Completando la primera parte, uno de esos conciertos que suponen todo un reto: el Concierto para violonchelo nº1 de Shostakovich. Uno doble, en cuanto a la propia historia, a la hermenéutica propia de Shostakovich por un lado, y en cuanto a la técnica y expresividad de un gigante como Rostropovich, a quien está dedicado y para quien escribió la partitura el compositor. Ya sólo el Allegretto inicial es de una efusividad y vehemencia sobrecogedoras para el solista. El armenio Narek Hakhnazaryan demostró en todo momento una excelente elocuencia a lo largo de toda la extensión de su instrumento, que llevó al máximo en la magistral Cadenza del tercer movimiento. Virtuosismo técnico, hondura, amplitud sonora suficiente e idiomatismo sobre lo que se traía entre manos, el músico regaló una interpretación redonda, donde acompañó con maestría Juanjo Mena (sutil en el balance) y donde sobresalieron, especialmente, el clarinete de Josep Fuster y la trompa de Juan Manuel Gómez. Como propina, una bellísima, a la par que extraordinaria bien ejecutada Lamentatio de Sollima, todo un clásico ya de Hakhnazaryan.

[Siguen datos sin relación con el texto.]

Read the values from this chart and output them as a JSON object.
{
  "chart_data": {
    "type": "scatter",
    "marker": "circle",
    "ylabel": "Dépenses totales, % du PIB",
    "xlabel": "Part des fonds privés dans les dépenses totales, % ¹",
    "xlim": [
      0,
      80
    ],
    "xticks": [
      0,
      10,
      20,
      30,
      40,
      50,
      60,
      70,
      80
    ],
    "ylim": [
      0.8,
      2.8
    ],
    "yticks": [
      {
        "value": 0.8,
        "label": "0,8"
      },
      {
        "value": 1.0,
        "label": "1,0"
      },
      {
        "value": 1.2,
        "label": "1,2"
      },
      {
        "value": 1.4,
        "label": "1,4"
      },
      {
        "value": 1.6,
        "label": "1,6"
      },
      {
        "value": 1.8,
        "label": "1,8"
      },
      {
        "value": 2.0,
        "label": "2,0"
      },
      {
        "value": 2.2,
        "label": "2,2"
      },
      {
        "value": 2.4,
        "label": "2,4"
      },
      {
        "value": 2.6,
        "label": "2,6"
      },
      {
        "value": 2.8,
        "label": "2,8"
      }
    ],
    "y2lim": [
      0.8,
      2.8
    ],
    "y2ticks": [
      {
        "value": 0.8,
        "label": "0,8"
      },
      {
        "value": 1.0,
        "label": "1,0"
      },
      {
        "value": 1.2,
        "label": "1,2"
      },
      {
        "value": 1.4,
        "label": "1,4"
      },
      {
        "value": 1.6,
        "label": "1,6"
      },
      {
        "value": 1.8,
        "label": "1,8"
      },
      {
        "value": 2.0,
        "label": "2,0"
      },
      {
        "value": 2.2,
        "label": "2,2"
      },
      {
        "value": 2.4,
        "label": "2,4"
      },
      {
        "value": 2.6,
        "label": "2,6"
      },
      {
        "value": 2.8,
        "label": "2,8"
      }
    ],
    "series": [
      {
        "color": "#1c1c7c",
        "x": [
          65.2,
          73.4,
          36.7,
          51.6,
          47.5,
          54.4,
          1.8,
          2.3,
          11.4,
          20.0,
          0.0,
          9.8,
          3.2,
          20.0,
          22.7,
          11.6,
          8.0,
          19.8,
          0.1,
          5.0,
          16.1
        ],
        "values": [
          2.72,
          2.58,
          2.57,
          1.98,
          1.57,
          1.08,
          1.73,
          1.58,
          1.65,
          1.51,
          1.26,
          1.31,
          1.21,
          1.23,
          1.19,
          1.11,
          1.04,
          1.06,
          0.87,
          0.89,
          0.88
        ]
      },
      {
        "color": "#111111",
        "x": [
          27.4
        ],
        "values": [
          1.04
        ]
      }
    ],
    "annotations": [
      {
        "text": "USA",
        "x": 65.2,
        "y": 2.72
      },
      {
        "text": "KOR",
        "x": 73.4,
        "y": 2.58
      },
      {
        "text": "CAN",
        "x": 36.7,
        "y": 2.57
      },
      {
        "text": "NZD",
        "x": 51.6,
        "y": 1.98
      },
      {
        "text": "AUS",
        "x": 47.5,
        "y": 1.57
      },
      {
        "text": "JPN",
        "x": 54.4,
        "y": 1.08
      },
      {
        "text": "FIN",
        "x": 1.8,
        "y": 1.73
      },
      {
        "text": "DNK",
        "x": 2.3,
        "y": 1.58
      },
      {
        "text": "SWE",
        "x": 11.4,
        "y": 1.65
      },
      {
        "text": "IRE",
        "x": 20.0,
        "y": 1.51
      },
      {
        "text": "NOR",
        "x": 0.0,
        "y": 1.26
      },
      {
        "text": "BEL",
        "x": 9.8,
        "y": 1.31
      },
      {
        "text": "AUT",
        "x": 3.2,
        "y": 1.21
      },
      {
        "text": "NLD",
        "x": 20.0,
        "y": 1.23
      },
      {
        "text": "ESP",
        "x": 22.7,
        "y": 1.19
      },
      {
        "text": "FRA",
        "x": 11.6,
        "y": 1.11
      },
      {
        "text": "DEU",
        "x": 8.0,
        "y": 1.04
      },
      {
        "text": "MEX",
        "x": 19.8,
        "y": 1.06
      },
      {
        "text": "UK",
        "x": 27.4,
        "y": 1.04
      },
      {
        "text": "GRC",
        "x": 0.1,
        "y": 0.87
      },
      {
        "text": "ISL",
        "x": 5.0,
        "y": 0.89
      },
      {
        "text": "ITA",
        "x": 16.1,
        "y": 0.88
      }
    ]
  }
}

En esa suerte de rêveries que surgieron en torno al horror de la guerra y la deconstrucción de los héroes bélicos, sin duda la música de Carl Nielsen surge como un verso suelto, casi insondable en ocasiones. A través de sus sinfonías, especialmente, abandona ese posromanticismo en la senda de Brahms y se aleja, por tanto, de figuras como Mahler, Bruckner... sería absurdo, incluso, querer concordarlo junto a Sibelius, sólo por el mero hecho de ser nórdicos... el de Nielsen es un lenguaje absolutamente personal. No es, quizá por ello, uno de los autores que más se interpreten en nuestro país y que la OBC se haya decidido a programar su Cuarta sinfonía, quizá la más conocida junto a la Quinta, es de celebrar. Su peculiar construcción, su aparente ingente cantidad de ideas y motivos hipnóticos, así como su fuerza dramática y absolutas e innovadoras genialidades, como el empleo de los dos timbaleros en el movimiento final (extraordinarios Joan Marc Pino y Juan Antonio Martín, solista de la OSCYL), no encuentran demasiadas experiencias u oportunidades en vivo, tanto para un público como el nuestro (que puede escuchar hasta tres veces por temporada la Quinta de Tchaikovsky sólo en Madrid) o una batuta como la de Juanjo Mena (que puede dirigir, fácilmente, una Novena de Beethoven al año). Quizá por ello, la propuesta del director vitoriano, siempre estructurada, siempre con su razón de ser, ahonde en expresividades un tanto espurias para Nielsen, con una visión más posromántica y poco espacio para la diferenciación de planos, expresividades propias o lugar para la sorna y lo camerístico, por ejemplo, que también lo hay en esta partitura. Se ofrece, así, una lectura de impacto sonoro desde el primer momento, de pura intensidad y decibelios, quizá alentados por ese símil entre la música y la vida que realizó el propio autor, calificando ambas como "Inextinguibles". La música siempre lo será, mientras la vida no lo sea.